The regulatory push is backed by a political directive. In early August, President Trump signed an executive order targeting the practice of debanking. The order described viewpoint-based banking exclusions as “incompatible with a free society” and required regulators to ensure banks base decisions on objective, risk-based factors.

The order also urged agencies to review complaints and, where feasible, reinstate affected customers. Gould’s OCC has since begun collecting and analyzing consumer data tied to account closures and service denials.

Why It Matters for Crypto

For years, crypto businesses have said they were punished simply for existing in a controversial sector. Without access to basic services such as corporate accounts, wire transfers, and payment processing, startups often faced higher operational costs or were forced to bank offshore.

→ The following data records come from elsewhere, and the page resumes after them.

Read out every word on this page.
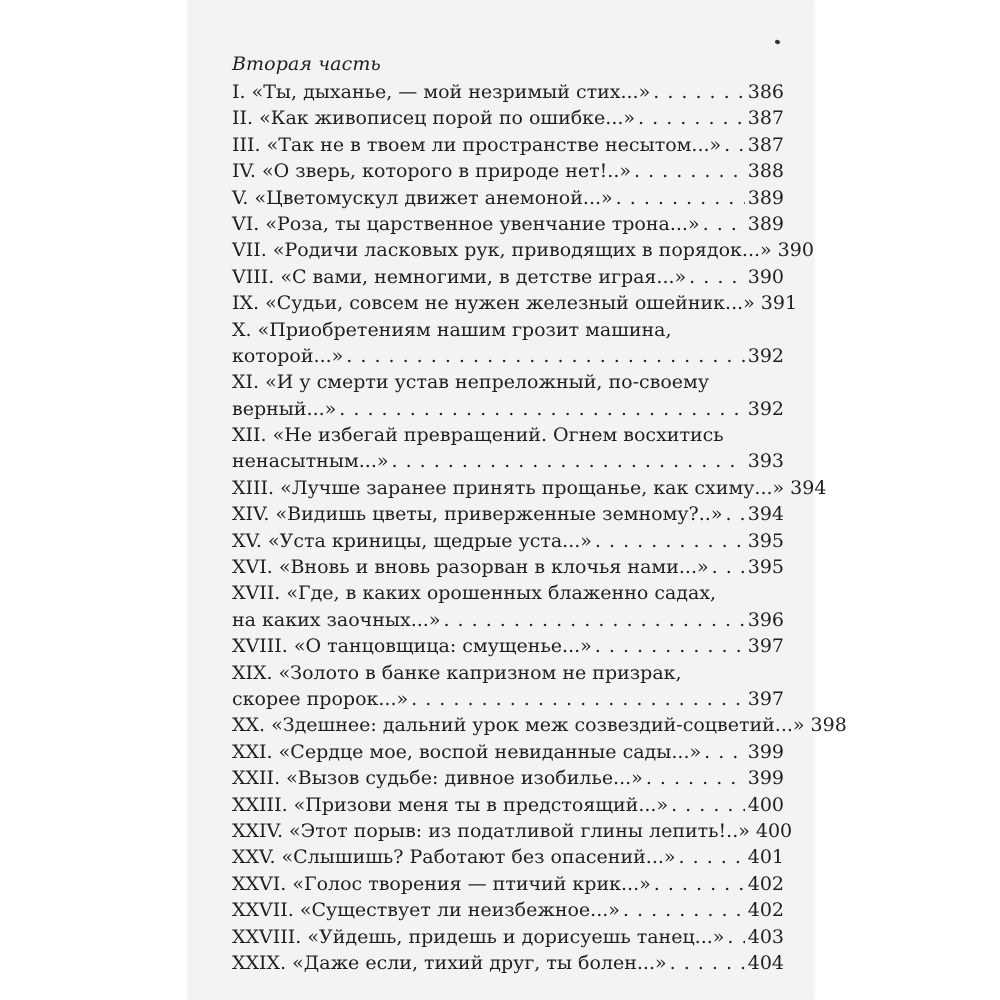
Вторая часть
I. «Ты, дыханье, — мой незримый стих...» . . .	386
II. «Как живописец порой по ошибке...» . . .	387
III. «Так не в твоем ли пространстве несытом...» . . . 387
IV. «О зверь, которого в природе нет!..» . . .	388
V. «Цветомускул движет анемоной...» . . .	389
VI. «Роза, ты царственное увенчание трона...» . . .	389
VII. «Родичи ласковых рук, приводящих в порядок...» 390
VIII. «С вами, немногими, в детстве играя...» . . .	390
IX. «Судьи, совсем не нужен железный ошейник...» 391
X. «Приобретениям нашим грозит машина,
которой...» . . .	392
XI. «И у смерти устав непреложный, по-своему
верный...» . . .	392
XII. «Не избегай превращений. Огнем восхитись
ненасытным...» . . .	393
XIII. «Лучше заранее принять прощанье, как схиму...» 394
XIV. «Видишь цветы, приверженные земному?..» . . . 394
XV. «Уста криницы, щедрые уста...» . . .	395
XVI. «Вновь и вновь разорван в клочья нами...» . . . 395
XVII. «Где, в каких орошенных блаженно садах,
на каких заочных...» . . .	396
XVIII. «О танцовщица: смущенье...» . . .	397
XIX. «Золото в банке капризном не призрак,
скорее пророк...» . . .	397
XX. «Здешнее: дальний урок меж созвездий-соцветий...» 398
XXI. «Сердце мое, воспой невиданные сады...» . . . 399
XXII. «Вызов судьбе: дивное изобилье...» . . .	399
XXIII. «Призови меня ты в предстоящий...» . . .	400
XXIV. «Этот порыв: из податливой глины лепить!..» 400
XXV. «Слышишь? Работают без опасений...» . . .	401
XXVI. «Голос творения — птичий крик...» . . .	402
XXVII. «Существует ли неизбежное...» . . .	402
XXVIII. «Уйдешь, придешь и дорисуешь танец...» . . . 403
XXIX. «Даже если, тихий друг, ты болен...» . . .	404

Gould’s recognition that debanking is real signals a potential turning point. If the OCC follows through, banks may need to revisit policies that treated crypto clients as too risky by default. The shift could unlock smoother entry points for exchanges, custodians, and payment providers operating in the United States.

Still, not everyone agrees on the scale of the issue. Reuters recently noted that consumer complaint data suggests relatively few confirmed cases of debanking across the broader financial system. Critics argue the debate has been amplified by political rhetoric more than systemic evidence.

Looking Ahead

Whether Gould’s stance results in lasting change depends on implementation. Integrating debanking oversight into licensing and CRA processes would add teeth to regulatory promises, but banks may continue to err on the side of caution until clearer rules for crypto risk management are in place.

For now, crypto firms have won something they have long sought: public acknowledgment from the top U.S. banking regulator that the problem exists. That recognition could mark the start of a more balanced conversation between banks, regulators, and the digital asset industry.